ABSTRACT
Introduction
Artificial intelligence (AI) has seen a massive resurgence in recent years with wide successes in computer vision, natural language processing, and games. The similar creation of robust and accurate AI models for ADME/Tox endpoint and activity prediction would be revolutionary to drug discovery pipelines. There have been numerous demonstrations of successful applications, but a key challenge remains: how generalizable are these predictive models?
Areas covered
The authors present a summary of current promising components of AI models in the context of early drug discovery where ADME/Tox endpoint and activity prediction is the main driver of the iterative drug design process. Following that is a review of applicability domains and dataset construction considerations which determine generalizability bottlenecks for AI deployment. Further reviewed is the role of promising learning frameworks – multitask, transfer, and meta learning – which leverage auxiliary data to overcome issues of generalizability.
Expert opinion
The authors conclude that the most promising direction toward integrating reliable and informative AI models into the drug discovery pipeline is a conjunction of learned feature representations, deep learning, and novel learning frameworks. Such a solution would address the sparse and incomplete datasets that are available for key endpoints related to drug discovery.
Acknowledgments
The authors thank Dr S Szalma (Takeda Global Head of Computational Biology), Dr. L Hamann (Takeda Head of Drug Discovery Sciences), and Professor I Tsigelny (San Diego Supercomputer Center) for their critical reading of the manuscript.
Declaration of interest
SS Bahmanyar and JC Baber are both employees of Takeda Pharmaceuticals. The authors have no other relevant affiliations or financial involvement with any organization or entity with a financial interest in or financial conflict with the subject matter or materials discussed in the manuscript apart from those disclosed.
Reviewer disclosures
Peer reviewers on this manuscript have no relevant financial or other relationships to disclose.
Article highlights
Harnessing computational power to make predictions based on data, AI is an effective technique and has proven itself in other domains and is poised to do the same to drug discovery.

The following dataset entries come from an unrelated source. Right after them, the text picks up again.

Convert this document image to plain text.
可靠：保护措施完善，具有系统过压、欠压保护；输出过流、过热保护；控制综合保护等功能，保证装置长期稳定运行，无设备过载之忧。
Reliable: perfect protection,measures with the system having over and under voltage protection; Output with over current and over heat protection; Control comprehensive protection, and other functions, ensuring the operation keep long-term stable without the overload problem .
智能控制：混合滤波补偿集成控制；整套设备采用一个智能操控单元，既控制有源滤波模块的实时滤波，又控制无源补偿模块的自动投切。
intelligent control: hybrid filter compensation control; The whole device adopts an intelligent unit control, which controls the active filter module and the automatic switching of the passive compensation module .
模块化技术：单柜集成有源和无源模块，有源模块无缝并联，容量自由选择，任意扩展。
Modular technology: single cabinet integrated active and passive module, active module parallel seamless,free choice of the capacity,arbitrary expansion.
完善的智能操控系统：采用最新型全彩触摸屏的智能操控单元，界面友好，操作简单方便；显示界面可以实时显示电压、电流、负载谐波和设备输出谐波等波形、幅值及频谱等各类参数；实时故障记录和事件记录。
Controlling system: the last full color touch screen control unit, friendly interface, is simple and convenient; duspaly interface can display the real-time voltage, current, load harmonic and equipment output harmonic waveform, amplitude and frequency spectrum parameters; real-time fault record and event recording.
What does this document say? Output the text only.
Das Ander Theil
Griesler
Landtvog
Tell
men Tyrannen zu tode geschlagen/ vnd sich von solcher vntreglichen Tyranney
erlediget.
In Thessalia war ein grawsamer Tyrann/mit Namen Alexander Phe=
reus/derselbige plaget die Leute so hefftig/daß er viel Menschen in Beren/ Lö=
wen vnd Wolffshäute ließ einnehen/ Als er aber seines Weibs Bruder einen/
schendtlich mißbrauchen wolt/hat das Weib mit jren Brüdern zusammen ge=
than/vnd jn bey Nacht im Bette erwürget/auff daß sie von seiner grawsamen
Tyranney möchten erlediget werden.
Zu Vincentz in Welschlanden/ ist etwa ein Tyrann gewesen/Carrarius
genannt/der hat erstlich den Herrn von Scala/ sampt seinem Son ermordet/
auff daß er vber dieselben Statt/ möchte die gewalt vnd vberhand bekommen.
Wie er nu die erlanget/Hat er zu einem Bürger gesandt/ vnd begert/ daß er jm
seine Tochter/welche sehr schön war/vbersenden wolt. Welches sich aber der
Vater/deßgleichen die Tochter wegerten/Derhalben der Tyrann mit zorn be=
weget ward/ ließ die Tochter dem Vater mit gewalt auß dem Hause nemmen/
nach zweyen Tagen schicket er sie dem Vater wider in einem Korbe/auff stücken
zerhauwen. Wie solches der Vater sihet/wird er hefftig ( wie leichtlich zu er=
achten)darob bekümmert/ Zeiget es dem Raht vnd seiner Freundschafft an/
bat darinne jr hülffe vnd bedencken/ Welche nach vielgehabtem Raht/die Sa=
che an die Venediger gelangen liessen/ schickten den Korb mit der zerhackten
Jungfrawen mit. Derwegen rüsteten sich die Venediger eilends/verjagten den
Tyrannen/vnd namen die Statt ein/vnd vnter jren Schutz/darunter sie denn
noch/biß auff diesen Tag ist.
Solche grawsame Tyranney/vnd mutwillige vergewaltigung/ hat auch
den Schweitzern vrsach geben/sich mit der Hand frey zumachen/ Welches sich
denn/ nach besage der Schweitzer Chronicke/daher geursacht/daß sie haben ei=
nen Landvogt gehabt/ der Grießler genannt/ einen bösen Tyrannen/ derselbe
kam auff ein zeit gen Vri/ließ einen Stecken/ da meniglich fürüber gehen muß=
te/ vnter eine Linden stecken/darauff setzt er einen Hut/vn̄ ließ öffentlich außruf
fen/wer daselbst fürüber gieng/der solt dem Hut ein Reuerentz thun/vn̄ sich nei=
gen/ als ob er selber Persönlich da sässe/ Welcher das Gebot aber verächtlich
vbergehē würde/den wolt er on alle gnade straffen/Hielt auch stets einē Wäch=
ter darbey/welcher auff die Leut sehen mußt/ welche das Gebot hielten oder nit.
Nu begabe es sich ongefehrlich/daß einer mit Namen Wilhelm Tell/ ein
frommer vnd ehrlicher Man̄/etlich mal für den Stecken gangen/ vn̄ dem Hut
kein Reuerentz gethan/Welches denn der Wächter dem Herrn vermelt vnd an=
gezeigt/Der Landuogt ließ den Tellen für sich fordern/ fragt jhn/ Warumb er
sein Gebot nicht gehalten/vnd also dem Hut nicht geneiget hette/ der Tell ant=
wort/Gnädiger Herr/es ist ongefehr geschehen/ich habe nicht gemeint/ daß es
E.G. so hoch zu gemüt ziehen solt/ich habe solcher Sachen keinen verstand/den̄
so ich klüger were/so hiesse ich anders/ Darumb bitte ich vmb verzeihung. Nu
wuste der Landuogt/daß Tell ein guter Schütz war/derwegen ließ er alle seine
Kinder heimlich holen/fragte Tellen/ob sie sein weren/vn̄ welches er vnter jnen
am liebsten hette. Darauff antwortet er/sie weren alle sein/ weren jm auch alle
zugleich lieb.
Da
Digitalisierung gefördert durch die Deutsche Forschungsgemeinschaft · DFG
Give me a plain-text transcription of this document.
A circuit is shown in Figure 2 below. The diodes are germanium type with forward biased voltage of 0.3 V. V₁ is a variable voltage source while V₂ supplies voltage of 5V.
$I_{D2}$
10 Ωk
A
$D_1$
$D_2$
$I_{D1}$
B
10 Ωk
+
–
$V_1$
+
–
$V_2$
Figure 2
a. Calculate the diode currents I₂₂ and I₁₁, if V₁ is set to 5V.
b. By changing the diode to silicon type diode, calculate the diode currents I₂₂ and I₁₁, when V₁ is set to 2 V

AI models that make robust in silico predictions for activities and ADME/Tox endpoints can help make the drug candidate selection more efficient and cost effective, delivering safe and efficacious medicines for the patient.
The main challenge to creating accurate and applicable AI models is that the available experimental data is heterogenous, noisy, and sparse, so appropriate data curation and data collection is of the utmost importance.
Ultimately, the ability of AI models to become more generalizable to novel situations is the only solution to keep up with the fast-paced and dynamic nature of drug discovery.
The most promising, generalizable AI models utilize deep learning on learned feature representations, integrated under learning frameworks which allow models to aggregate information from similar but distinct ADME/Tox endpoint and activity prediction tasks.